NameTag: Named Entity Tagger

Mozilla Public License 2.0

38 stars 10 forks source link

Unexpected category in czech-cnec2.0-200831 model #13

Closed matyaskopp closed 3 years ago

matyaskopp commented 3 years ago

For this sentence:

Dobrý den, dámy a pánové, já bych si dovolil ještě navrhnout jednu změnu v pevném zařazení, a to konkrétně v bodu 68, sněmovní tisk 51, Výroční zprávy a účetní závěrky zdravotních pojišťoven za rok 2012, a to na pátek 14. 2. po bloku třetích čtení.

nametag returns unexpected category C - Bibliography container, this category is not defined in https://ufal.mff.cuni.cz/~strakova/cnec2.0/ne-type-hierarchy.pdf

foxik commented 3 years ago

The referenced image describes only the entity types; apart from them, the hierarchy also includes container NEs, described in Chapter 2 of the technical report Ševčíková et al., 2007 referenced in CNEC 1/CNEC 2 description.

The container NEs are:

P for (complex) person names,
T for temporal expressions,
A for addresses,
C for bibliographic items

I agree the documentation on the web could mention them directly instead of referencing the report.

matyaskopp commented 3 years ago

Missing container types in the description is confusing. And "super-types" that are distinguished from container with capital letter too...

So if you can please rephrase this sentence: The corpus uses 46 named entity types, which can be nested. (https://ufal.mff.cuni.cz/nametag/2/models) Yes, it means that CNEC contains exactly 46 types that can be nested - it is true. It does not exclude the possibility of other types. But careless reader (me) expects that the sentence covers all possible entities.

stranak commented 3 years ago

I agree it would be better to clarify the model description:

The corpus uses 46 named entity types, which can be nested.
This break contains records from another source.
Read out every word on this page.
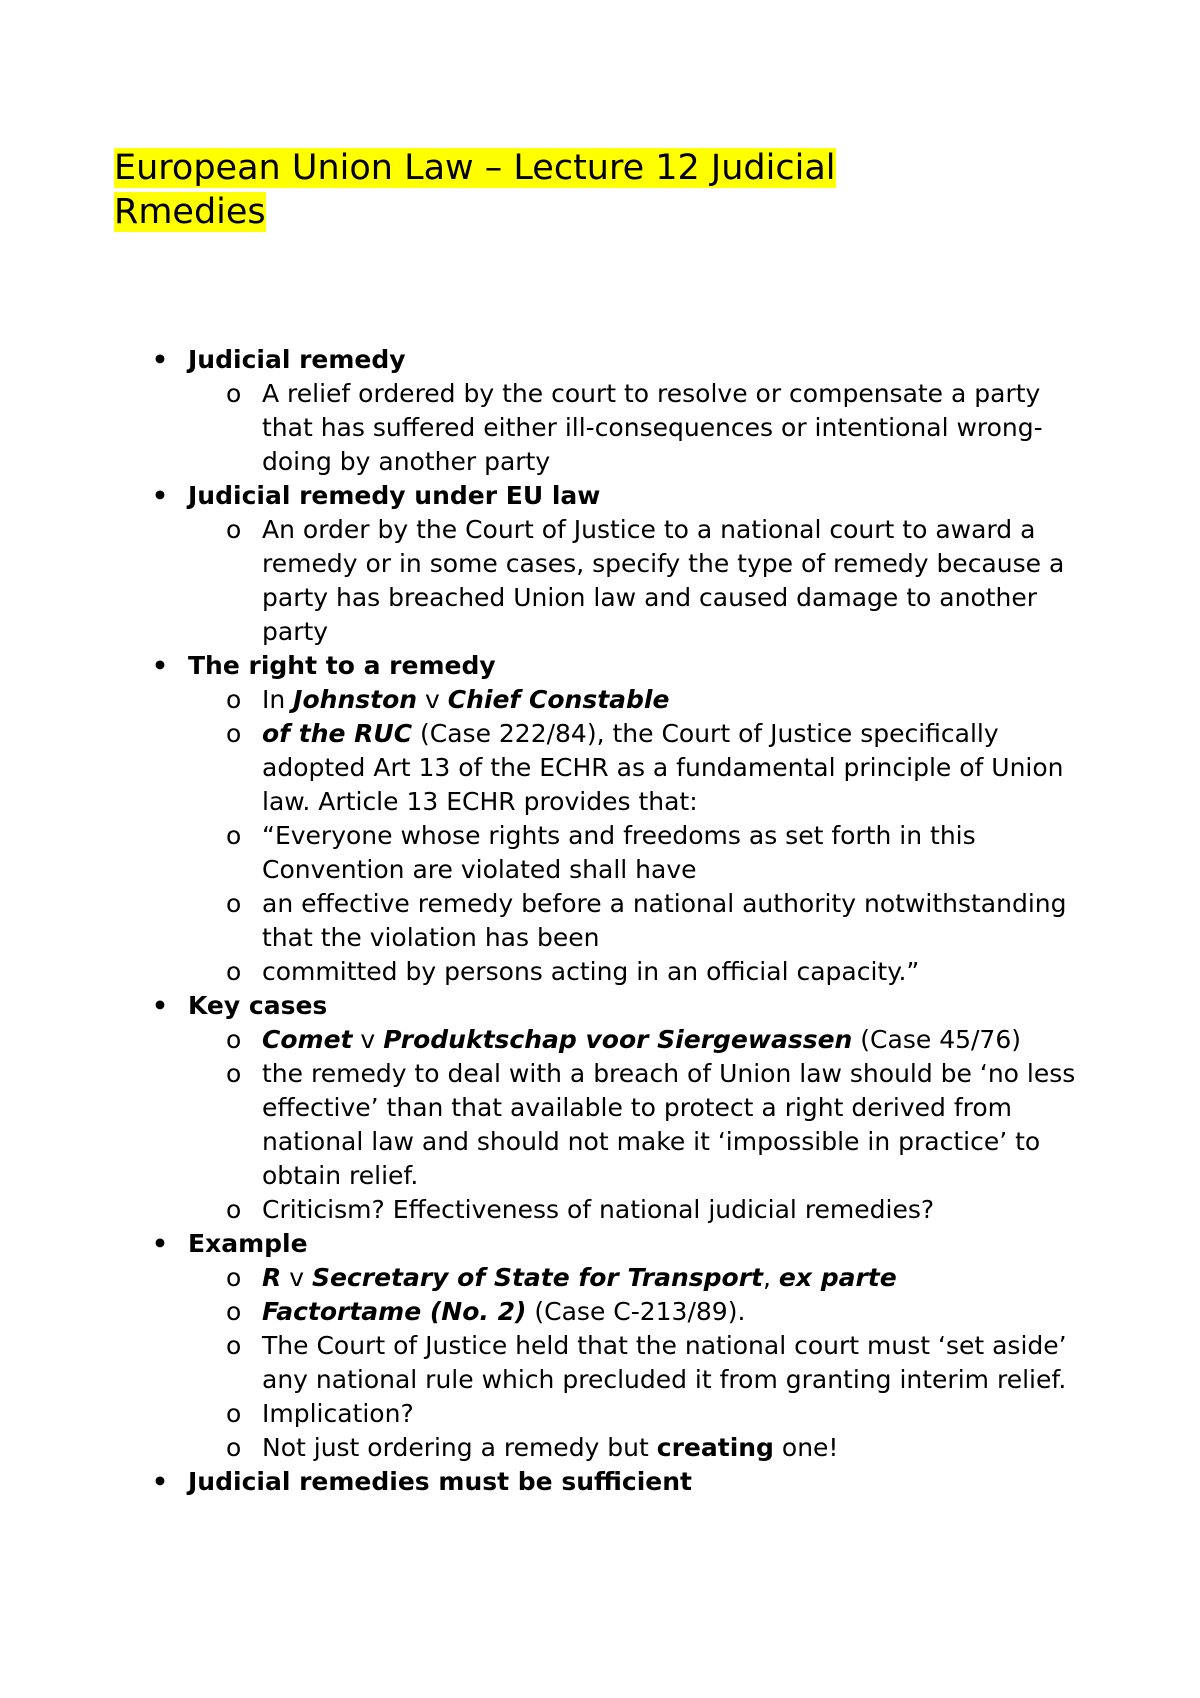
European Union Law – Lecture 12 Judicial Rmedies
• Judicial remedy
o A relief ordered by the court to resolve or compensate a party that has suffered either ill-consequences or intentional wrong-doing by another party
• Judicial remedy under EU law
o An order by the Court of Justice to a national court to award a remedy or in some cases, specify the type of remedy because a party has breached Union law and caused damage to another party
• The right to a remedy
o In Johnston v Chief Constable
o of the RUC (Case 222/84), the Court of Justice specifically adopted Art 13 of the ECHR as a fundamental principle of Union law. Article 13 ECHR provides that:
o “Everyone whose rights and freedoms as set forth in this Convention are violated shall have
o an effective remedy before a national authority notwithstanding that the violation has been
o committed by persons acting in an official capacity.”
• Key cases
o Comet v Produktschap voor Siergewassen (Case 45/76)
o the remedy to deal with a breach of Union law should be ‘no less effective’ than that available to protect a right derived from national law and should not make it ‘impossible in practice’ to obtain relief.
o Criticism? Effectiveness of national judicial remedies?
• Example
o R v Secretary of State for Transport, ex parte
o Factortame (No. 2) (Case C-213/89).
o The Court of Justice held that the national court must ‘set aside’ any national rule which precluded it from granting interim relief.
o Implication?
o Not just ordering a remedy but creating one!
• Judicial remedies must be sufficient
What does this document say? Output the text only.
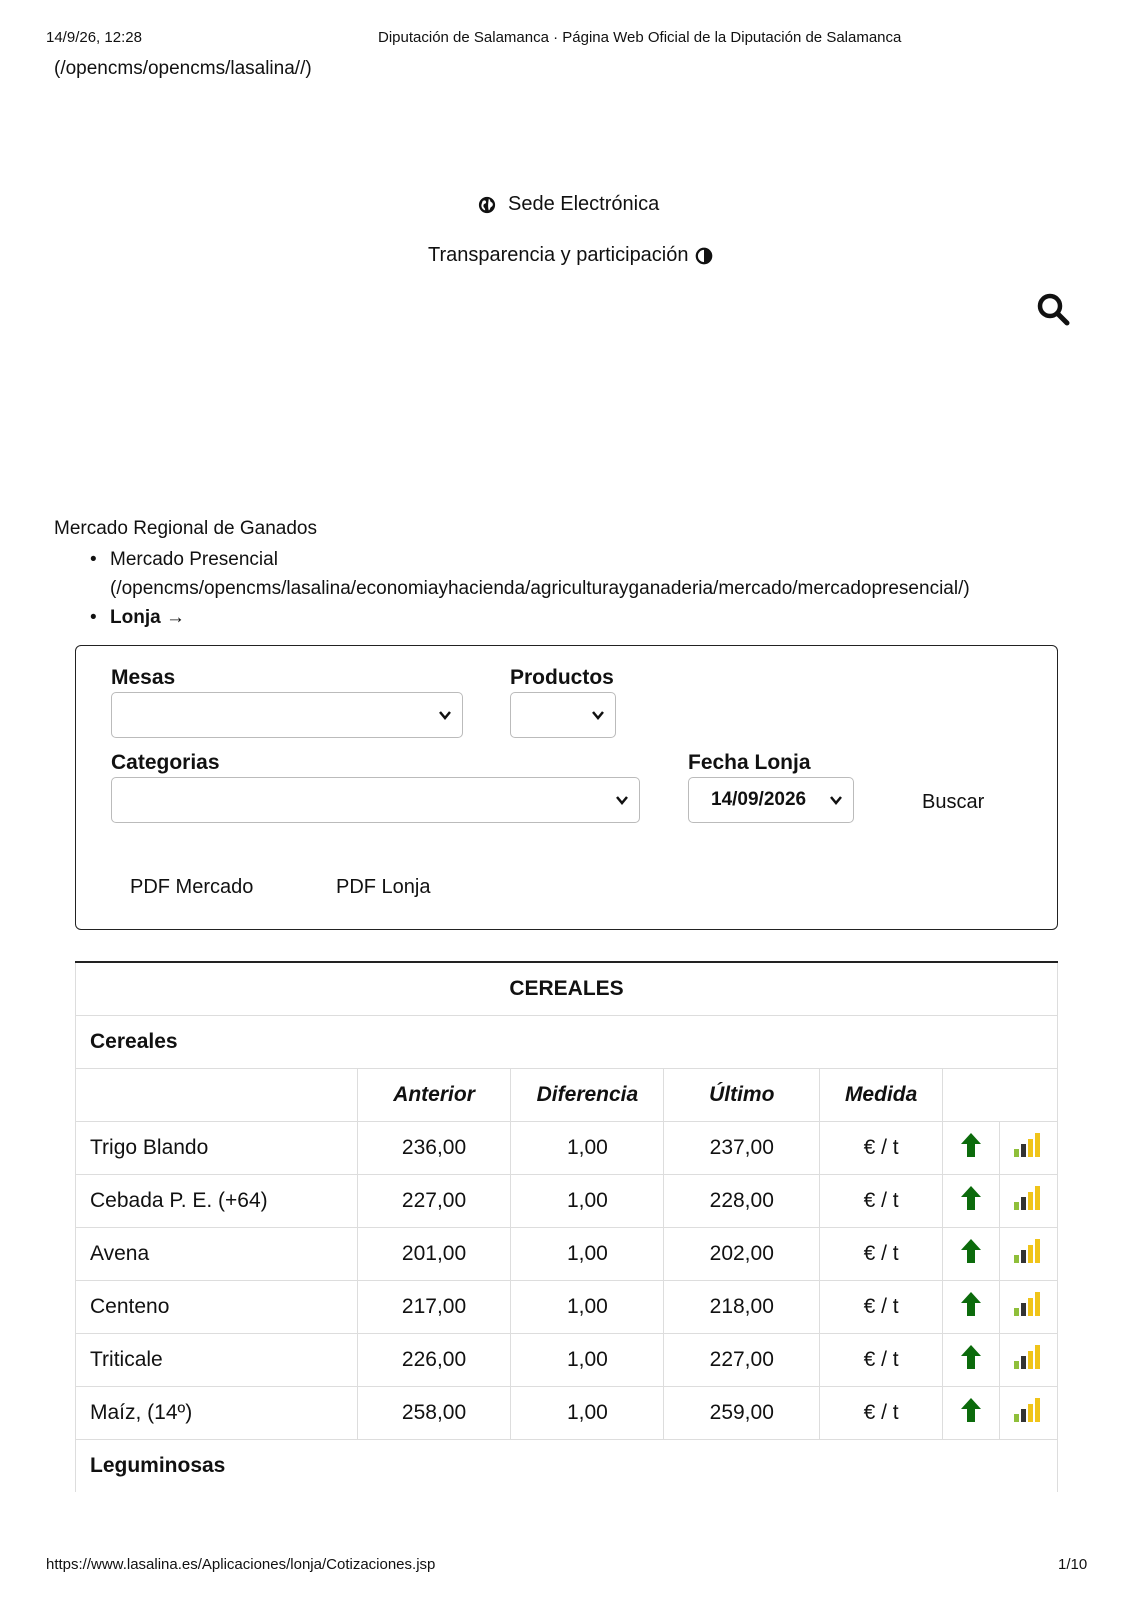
14/9/26, 12:28	Diputación de Salamanca · Página Web Oficial de la Diputación de Salamanca
(/opencms/opencms/lasalina//)
Sede Electrónica
Transparencia y participación
Mercado Regional de Ganados
• Mercado Presencial
(/opencms/opencms/lasalina/economiayhacienda/agriculturayganaderia/mercado/mercadopresencial/)
• Lonja →
Mesas	Productos
Categorias	Fecha Lonja
14/09/2026	Buscar
PDF Mercado	PDF Lonja
CEREALES						
Cereales						
	Anterior	Diferencia	Último	Medida		
Trigo Blando	236,00	1,00	237,00	€ / t		
Cebada P. E. (+64)	227,00	1,00	228,00	€ / t		
Avena	201,00	1,00	202,00	€ / t		
Centeno	217,00	1,00	218,00	€ / t		
Triticale	226,00	1,00	227,00	€ / t		
Maíz, (14º)	258,00	1,00	259,00	€ / t		
Leguminosas						
https://www.lasalina.es/Aplicaciones/lonja/Cotizaciones.jsp	1/10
I would change it into something like this (using and modifying the paper in references):

The corpus uses 46 atomic named entity types, which can be embedded, e.g., the river name can be part of a name of a city as in <gu =Ústí nad <gh Labem>>). There are also 4 so-called contaner NEs: two or more NEs are parts of a container NE (e.g., two NEs, a first name and a surname, form together a person name container NE such as in <P >). The 4 container NEs are marked with a capital one-letter tag: P for (complex) person names, T for temporal expressions, A for addresses, and C for bibliographic items.

strakova commented 3 years ago

Thanks for your suggestions and sorry for the confusion. I explained the existence of the NE containers in both CNEC and NameTag2 documentations.